I’ll assume you have installed the latest version of the Saleae Logic software, currently at version 1.1.4. This is a multi-platform version and runs on Linux and Mac OS X, besides Windows. Connect Logic to a PC using an available USB 2.0 port. It is recommended that you have no other USB device connected to the PC, because Logic has a very small buffer and data needs to be retrieved from the device as quickly as possible. At higher sampling rates, buffer overflow is very frequent and this limits the practical rate to 24 MHz or less.

Connect the first input pin (gray wire of the accompanying 8-pin connector) of Logic to the output of the oscillator circuit or waveform generator. In our tests I used a waveform generator producing a square wave at 1 MHz. To accurately measure this signal, Logic needs to sample it at 4 MHz, or more. I used the Logic software at a sampling rate of 8 MHz. Capture about 10 million samples (1.25 seconds of data). Export the data to a binary file at 8-bit byte per sample.

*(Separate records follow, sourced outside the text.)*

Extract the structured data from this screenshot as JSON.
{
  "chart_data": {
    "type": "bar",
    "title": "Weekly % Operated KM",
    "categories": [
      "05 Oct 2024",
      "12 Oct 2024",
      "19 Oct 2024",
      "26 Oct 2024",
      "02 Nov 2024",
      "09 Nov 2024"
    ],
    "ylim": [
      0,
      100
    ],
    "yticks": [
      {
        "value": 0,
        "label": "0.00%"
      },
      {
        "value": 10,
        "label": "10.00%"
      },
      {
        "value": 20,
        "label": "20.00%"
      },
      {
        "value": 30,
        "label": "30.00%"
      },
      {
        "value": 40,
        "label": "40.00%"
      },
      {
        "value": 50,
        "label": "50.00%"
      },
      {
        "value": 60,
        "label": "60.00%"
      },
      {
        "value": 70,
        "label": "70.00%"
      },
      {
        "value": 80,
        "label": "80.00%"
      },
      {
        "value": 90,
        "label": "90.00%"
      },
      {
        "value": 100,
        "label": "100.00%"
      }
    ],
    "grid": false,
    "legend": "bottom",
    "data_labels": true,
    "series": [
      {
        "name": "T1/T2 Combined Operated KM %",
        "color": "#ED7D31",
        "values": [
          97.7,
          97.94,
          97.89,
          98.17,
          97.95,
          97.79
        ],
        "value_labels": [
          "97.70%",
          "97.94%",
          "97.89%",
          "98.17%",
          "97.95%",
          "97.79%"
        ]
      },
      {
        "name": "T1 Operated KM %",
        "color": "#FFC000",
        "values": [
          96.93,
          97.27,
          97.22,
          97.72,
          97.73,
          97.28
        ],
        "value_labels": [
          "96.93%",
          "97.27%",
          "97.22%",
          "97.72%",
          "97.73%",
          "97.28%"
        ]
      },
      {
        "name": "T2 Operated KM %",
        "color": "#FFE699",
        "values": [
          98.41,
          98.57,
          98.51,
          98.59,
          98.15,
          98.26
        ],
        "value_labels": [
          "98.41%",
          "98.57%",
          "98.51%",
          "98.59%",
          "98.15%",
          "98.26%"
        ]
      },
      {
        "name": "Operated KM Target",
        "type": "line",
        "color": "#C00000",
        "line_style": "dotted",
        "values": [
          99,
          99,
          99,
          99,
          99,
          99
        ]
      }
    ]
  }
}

Saleae Logic Data Export dialog

Programming your own analyzer

Here’s a simple C# program that reads the binary file and calculates the frequency of the input signal

uint sampleFreq = 8 * 1000 * 1000;
double averageFreq;
// Skip to a well known point by reading successive transitions.
// Useful for reading clock signals. Skips one clock.
private uint SkipToKnownPoint(byte[] data, uint i)
{
    while ((data[i] & 0x01) == 1)
    {
        i++;
        if (i >= data.Length)
        {
            return 0;
        }
    }
    while ((data[i] & 0x01) == 0)
    {
        i++;
        if (i >= data.Length)
        {
            return 0;
        }
    }
    return i;
}

private void CalculateFrequency(byte[] data)
{
    uint i = 0;
    uint start;
    uint end;
    double avg = 0;
    uint k;
    // skip to a known point
    i = SkipToKnownPoint(data, i);
    if (i == 0)
    {
        return;
    }
    // 9 is arbitrary
    for (k = 0; k < 9; k++)
    {
        start = i;
        i = SkipToKnownPoint(data, i);
        if (i == 0)
        {
            return;
        }
        end = i;
        avg += (end - start);
    }
    avg /= k;
    averageFreq = sampleFreq / avg;
}

SkipToKnownPoint method skips a “square” wave by one clock cycle each time it gets called. CalculateFrequency calls SkipToKnownPoint several times, and calculates the average number of bytes that represent each clock cycle. It then divides the sampling frequency by that value to get the average frequency of the input waveform.

Opening a file and reading binary data from it has been left as an exercise for the reader. Just feed the data as a byte array to the CalculateFrequency method.